Wherever Patience Crowe was, Seeker was beginning to think it might be she who held the key to the disappearance of the other missing children, and to the murder of Carter Blyth. He was also convinced that whatever she had done, she could not have not acted alone. Having locked the school register in the wall cabinet once more, Seeker picked up his helmet, put on his cloak, and snuffed out the candle that burned on his desk.

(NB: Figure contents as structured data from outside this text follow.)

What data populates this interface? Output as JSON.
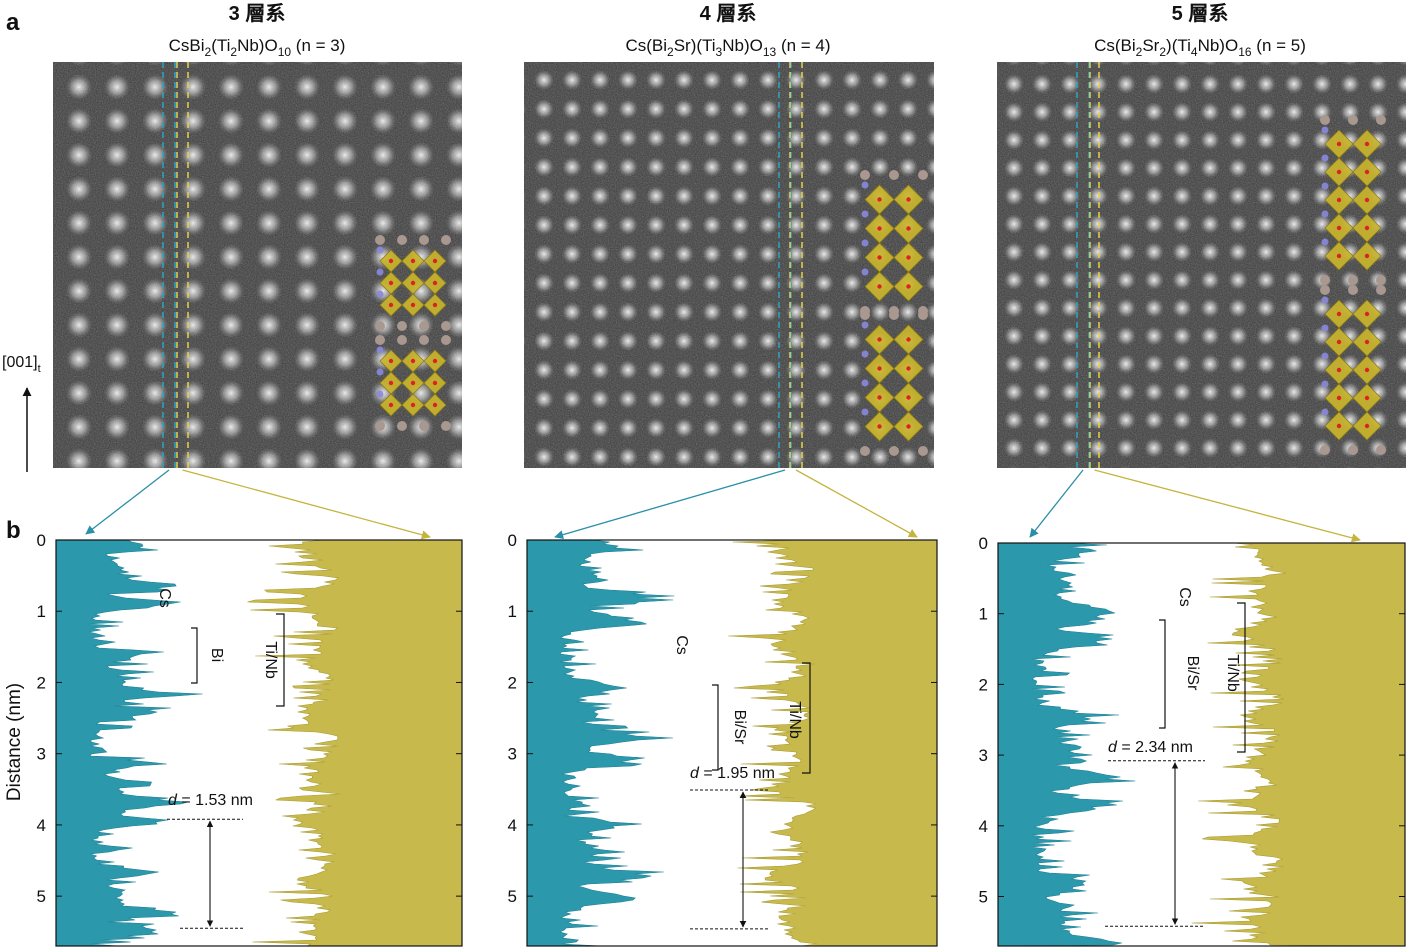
{
  "panel_labels": [
    "a",
    "b"
  ],
  "axis_arrow_label": [
    "[001]",
    "t"
  ],
  "y_axis_label": "Distance (nm)",
  "panels": [
    {
      "title": "3 層系",
      "formula": [
        "CsBi",
        "2",
        "(Ti",
        "2",
        "Nb)O",
        "10",
        " (n = 3)"
      ],
      "ylim": [
        0,
        5.7
      ],
      "yticks": [
        0,
        1,
        2,
        3,
        4,
        5
      ],
      "annotations": [
        "Cs",
        "Bi",
        "Ti/Nb"
      ],
      "d_symbol": "d",
      "d_text": " = 1.53 nm",
      "d_value": 1.53,
      "d_from": 3.92
    },
    {
      "title": "4 層系",
      "formula": [
        "Cs(Bi",
        "2",
        "Sr)(Ti",
        "3",
        "Nb)O",
        "13",
        " (n = 4)"
      ],
      "ylim": [
        0,
        5.7
      ],
      "yticks": [
        0,
        1,
        2,
        3,
        4,
        5
      ],
      "annotations": [
        "Cs",
        "Bi/Sr",
        "Ti/Nb"
      ],
      "d_symbol": "d",
      "d_text": " = 1.95 nm",
      "d_value": 1.95,
      "d_from": 3.51
    },
    {
      "title": "5 層系",
      "formula": [
        "Cs(Bi",
        "2",
        "Sr",
        "2",
        ")(Ti",
        "4",
        "Nb)O",
        "16",
        " (n = 5)"
      ],
      "ylim": [
        0,
        5.7
      ],
      "yticks": [
        0,
        1,
        2,
        3,
        4,
        5
      ],
      "annotations": [
        "Cs",
        "Bi/Sr",
        "Ti/Nb"
      ],
      "d_symbol": "d",
      "d_text": " = 2.34 nm",
      "d_value": 2.34,
      "d_from": 3.08
    }
  ]
}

Out in the corridor, he collared the first guard he came across. ‘Tell Mr Meadowe if he needs me, I will be found at Bridewell,’ and then he left for the city, leaving the pacifying of Andrew Marvell for another day.
*
Even in the warming glow of candlelight and the fire that had now been lit in the hearth of the warden’s room, Elizabeth Crowe looked no different than she had earlier, or indeed on any of the occasions that he had seen her: bloodless, humourless, as if the misery of the place originated within her rather than in the dirt and despair of her surroundings. Seeker had never seen a human being with eyes so dead, so devoid of life or compassion. He swore to himself that however the events of the next days or weeks might unfold, Nathaniel would not be left at the mercy of this woman.